L’indemnisation de préjudices spécifiques pourrait être possible

L’exemple de l’indemnisation des circonstances vexatoires du licenciement laisse a priori ouverte la possibilité de solliciter l’indemnisation d’autres préjudices spécifiques, à la condition de démontrer qu’ils sont distincts du licenciement.
 
Sur ce point, l’imagination sera au pouvoir.
 
Envisageons la situation d’un salarié qui objective, preuves et décomptes à l’appui, un préjudice financier supérieur au barème applicable.
 
Nul ne peut à ce jour affirmer que la Cour de cassation retiendra une lecture rigide de l’article L.1235-3 du Code du travail au point d’interdire l’indemnisation de préjudices spécifiques.
 
Ce n’est en réalité que dans plusieurs moins (voire plus) que nous serons fixés à cet égard… étant rappelé que la jurisprudence n’est jamais intangible !
 

L’indemnisation sur le terrain de l’abus de droit ?

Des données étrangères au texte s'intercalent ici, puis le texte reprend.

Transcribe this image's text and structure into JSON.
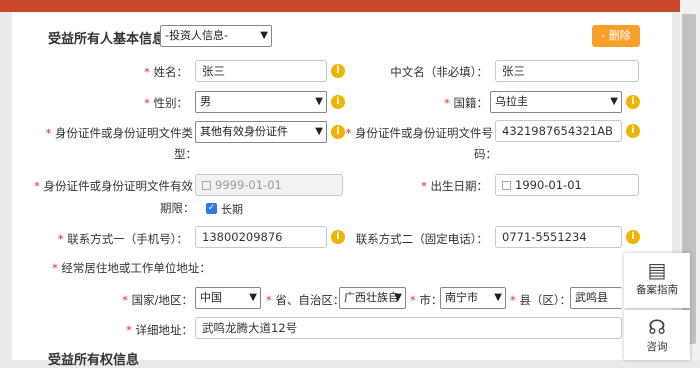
{
  "section": {
    "title": "受益所有人基本信息",
    "investor_select": "-投资人信息-",
    "delete_label": "- 删除",
    "next_title": "受益所有权信息"
  },
  "fields": {
    "name": {
      "label": "姓名：",
      "value": "张三"
    },
    "cn_name": {
      "label": "中文名（非必填）：",
      "value": "张三"
    },
    "gender": {
      "label": "性别：",
      "value": "男"
    },
    "nationality": {
      "label": "国籍：",
      "value": "乌拉圭"
    },
    "id_type": {
      "label_line1": "身份证件或身份证明文件类",
      "label_line2": "型：",
      "value": "其他有效身份证件"
    },
    "id_number": {
      "label_line1": "身份证件或身份证明文件号",
      "label_line2": "码：",
      "value": "4321987654321AB"
    },
    "id_validity": {
      "label_line1": "身份证件或身份证明文件有效",
      "label_line2": "期限：",
      "value": "9999-01-01",
      "long_term": "长期"
    },
    "birth_date": {
      "label": "出生日期：",
      "value": "1990-01-01"
    },
    "contact1": {
      "label": "联系方式一（手机号）：",
      "value": "13800209876"
    },
    "contact2": {
      "label": "联系方式二（固定电话）：",
      "value": "0771-5551234"
    },
    "address_title": "经常居住地或工作单位地址：",
    "country": {
      "label": "国家/地区：",
      "value": "中国"
    },
    "province": {
      "label": "省、自治区：",
      "value": "广西壮族自"
    },
    "city": {
      "label": "市：",
      "value": "南宁市"
    },
    "county": {
      "label": "县（区）：",
      "value": "武鸣县"
    },
    "detail": {
      "label": "详细地址：",
      "value": "武鸣龙腾大道12号"
    }
  },
  "float_panel": {
    "guide": "备案指南",
    "consult": "咨询"
  },
  "colors": {
    "required": "#e5322d",
    "info": "#f0b400",
    "delete_button": "#f5a02a",
    "checkbox": "#2d7be5"
  }
}
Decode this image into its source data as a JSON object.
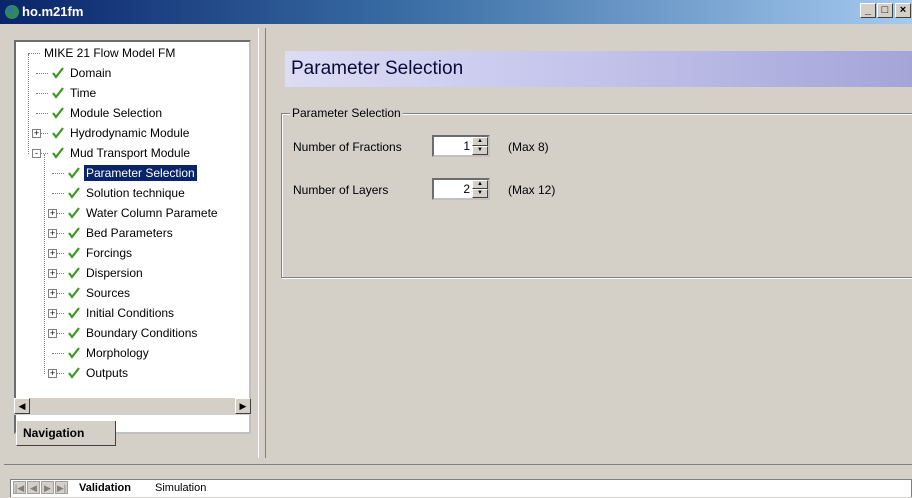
{
  "window": {
    "title": "ho.m21fm",
    "controls": [
      "_",
      "□",
      "×"
    ]
  },
  "navigation": {
    "tab_label": "Navigation",
    "tree": [
      {
        "label": "MIKE 21 Flow Model FM",
        "level": 0,
        "check": false,
        "expander": ""
      },
      {
        "label": "Domain",
        "level": 1,
        "check": true,
        "expander": ""
      },
      {
        "label": "Time",
        "level": 1,
        "check": true,
        "expander": ""
      },
      {
        "label": "Module Selection",
        "level": 1,
        "check": true,
        "expander": ""
      },
      {
        "label": "Hydrodynamic Module",
        "level": 1,
        "check": true,
        "expander": "+"
      },
      {
        "label": "Mud Transport Module",
        "level": 1,
        "check": true,
        "expander": "-"
      },
      {
        "label": "Parameter Selection",
        "level": 2,
        "check": true,
        "expander": "",
        "selected": true
      },
      {
        "label": "Solution technique",
        "level": 2,
        "check": true,
        "expander": ""
      },
      {
        "label": "Water Column Paramete",
        "level": 2,
        "check": true,
        "expander": "+"
      },
      {
        "label": "Bed Parameters",
        "level": 2,
        "check": true,
        "expander": "+"
      },
      {
        "label": "Forcings",
        "level": 2,
        "check": true,
        "expander": "+"
      },
      {
        "label": "Dispersion",
        "level": 2,
        "check": true,
        "expander": "+"
      },
      {
        "label": "Sources",
        "level": 2,
        "check": true,
        "expander": "+"
      },
      {
        "label": "Initial Conditions",
        "level": 2,
        "check": true,
        "expander": "+"
      },
      {
        "label": "Boundary Conditions",
        "level": 2,
        "check": true,
        "expander": "+"
      },
      {
        "label": "Morphology",
        "level": 2,
        "check": true,
        "expander": ""
      },
      {
        "label": "Outputs",
        "level": 2,
        "check": true,
        "expander": "+"
      }
    ]
  },
  "content": {
    "header": "Parameter Selection",
    "group_label": "Parameter Selection",
    "fractions": {
      "label": "Number of Fractions",
      "value": "1",
      "max": "(Max 8)"
    },
    "layers": {
      "label": "Number of Layers",
      "value": "2",
      "max": "(Max 12)"
    }
  },
  "bottom": {
    "tabs": [
      "Validation",
      "Simulation"
    ]
  },
  "colors": {
    "accent": "#0a246a",
    "check": "#3a9a1c",
    "header_bar": "#c8c8ee"
  }
}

Relativement peu utilisé dans le cadre de la contestation d’un licenciement, l’abus de droit n’en est pas pour autant inconnu en droit du travail : abus dans la mise en œuvre d’une clause de mobilité, abus du droit de grève…
 
L’abus de droit est d’ores et déjà utilisé en droit des contrats civils ou commerciaux notamment pour sanctionner le comportement d’un cocontractant prenant l’initiative de rompre un contrat : rompre brutalement une relation commerciale établie engage la responsabilité délictuelle de son auteur.
 
L’abus du droit pourrait permettre d’apporter un axe de contestation spécifique du licenciement, notamment dans le cas où un employeur notifierait un licenciement sans aucune base au point de pouvoir convaincre le Conseil de Prud’hommes d’un détournement de la prévisibilité apportée par le barème : « au diable le motif ! je licencie pour pas cher ».
 
L’abus de droit pourrait par exemple permettre de sanctionner de manière tout à fait spécifique les licenciements reposant sur de la sous-notation forcée (méthode de management consistant à considérer qu’il y a toujours un pourcentage de mauvais salariés, mal notés, à licencier).
  
Ce levier de l’abus de droit pourrait présenter un intérêt tout particulier dans le cas de faible ancienneté, clairement sacrifiées par le barème sur l’autel d’une prétendue sécurité.
 
***
 
Seul l’avenir dessinera peu à peu le champ des possibles en matières d’indemnisation des préjudices résultant de la rupture du contrat de travail.
 
Et le « slogan » de la sécurisation des relations de travail pourrait à terme s’avérer avoir été un leurre.